Porque no se puede ser acertado en soledad, como dijo Leonardo Favio, pero siquiera es posible frenar solos las tristezas que van al ángulo.
«Murió el fútbol», resumió ese mismo día el periodista Horacio Pagani, mientras la conmoción se replicaba en los medios del mundo impasible. «Es como si se hubiese muerto un {familiar} de todos», acertó alguno por la tele. En la era de la fugacidad parecían pulverizarse las medidas convencionales del tiempo. Y otra desmesura: la belleza multiplicada en el rememoración.
«No sé por qué comedia de profesionalismo digo Maradona cuando mi corazón destrozado dice Diego», escribió Juan José Becerra.
«Eras un fasto, Diego, y un zarpe.

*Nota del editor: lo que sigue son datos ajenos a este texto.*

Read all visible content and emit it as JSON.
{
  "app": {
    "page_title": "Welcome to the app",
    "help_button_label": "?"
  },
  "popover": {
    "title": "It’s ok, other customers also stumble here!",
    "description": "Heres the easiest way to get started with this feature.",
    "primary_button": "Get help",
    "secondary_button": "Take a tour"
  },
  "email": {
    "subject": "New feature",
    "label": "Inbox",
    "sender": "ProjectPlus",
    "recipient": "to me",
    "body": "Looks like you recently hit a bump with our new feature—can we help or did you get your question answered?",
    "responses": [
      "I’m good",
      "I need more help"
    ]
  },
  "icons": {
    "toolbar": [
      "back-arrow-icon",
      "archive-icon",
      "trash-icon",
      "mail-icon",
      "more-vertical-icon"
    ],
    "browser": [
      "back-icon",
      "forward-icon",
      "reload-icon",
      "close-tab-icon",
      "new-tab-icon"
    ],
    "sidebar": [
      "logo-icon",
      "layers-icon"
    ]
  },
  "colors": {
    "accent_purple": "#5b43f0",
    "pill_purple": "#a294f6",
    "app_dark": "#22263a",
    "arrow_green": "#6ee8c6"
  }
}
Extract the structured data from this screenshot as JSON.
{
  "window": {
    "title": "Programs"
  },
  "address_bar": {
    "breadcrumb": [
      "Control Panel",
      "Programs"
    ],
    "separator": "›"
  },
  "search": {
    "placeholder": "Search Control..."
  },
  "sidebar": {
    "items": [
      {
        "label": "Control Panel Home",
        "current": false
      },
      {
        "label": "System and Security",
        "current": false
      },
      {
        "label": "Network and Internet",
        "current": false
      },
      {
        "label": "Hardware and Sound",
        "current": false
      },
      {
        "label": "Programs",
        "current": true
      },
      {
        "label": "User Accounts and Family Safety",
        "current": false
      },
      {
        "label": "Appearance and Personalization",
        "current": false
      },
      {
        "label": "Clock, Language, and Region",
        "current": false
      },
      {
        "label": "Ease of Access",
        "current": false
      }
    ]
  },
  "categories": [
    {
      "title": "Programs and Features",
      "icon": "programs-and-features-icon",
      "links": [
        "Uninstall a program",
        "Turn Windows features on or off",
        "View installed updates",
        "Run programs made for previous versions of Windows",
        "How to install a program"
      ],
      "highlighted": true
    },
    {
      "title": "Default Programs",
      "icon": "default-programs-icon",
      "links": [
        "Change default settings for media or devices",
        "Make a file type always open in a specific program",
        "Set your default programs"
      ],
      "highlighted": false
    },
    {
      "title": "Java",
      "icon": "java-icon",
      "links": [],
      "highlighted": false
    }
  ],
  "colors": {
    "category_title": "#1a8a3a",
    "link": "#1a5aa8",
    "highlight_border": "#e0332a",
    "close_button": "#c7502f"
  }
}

Un pliegue de la vida dura que albergaba la fiesta y se aferraba ahí, porque cuánto cuesta radicar, Diego, y cuánto morir, y cuánto tocar el {cielo} con las manos y que se te llene todo de caranchos», escribió Gabriela Cabezón Cámara.
«Yo me robaría el cajón de Maradona/ saldría en un carro de botellero/ como los que había en mi barrio,/ cuando chica./ O mejor en el carro de Pascualito/ que pasaba por el frente/ de la casa de mi nona./ Me robaría al Diego/ para pasearlo por todos los barrios de pibes pobres/ por todos los bordes/ de los bordes», escribió Liliana Campazzo.
El 25 de noviembre de 2020 murió Dios, o el más humano de los dioses según Galeano, la historia desbordando de su propio cauce igual que todas las vidas que vivió le desbordaban el cuerpo; y a la vez murió un hombre un padre un hijo un hermano, para cada uno de nosotros un riquezas íntimo, otro roca de arena en el desierto interminable de la soledad y la tristeza; lo infinito y lo efímero; lo enorme y lo pequeño; como ese haiku de Borges: ¿Es un imperio/ esa luz que se apaga/ o una luciérnaga?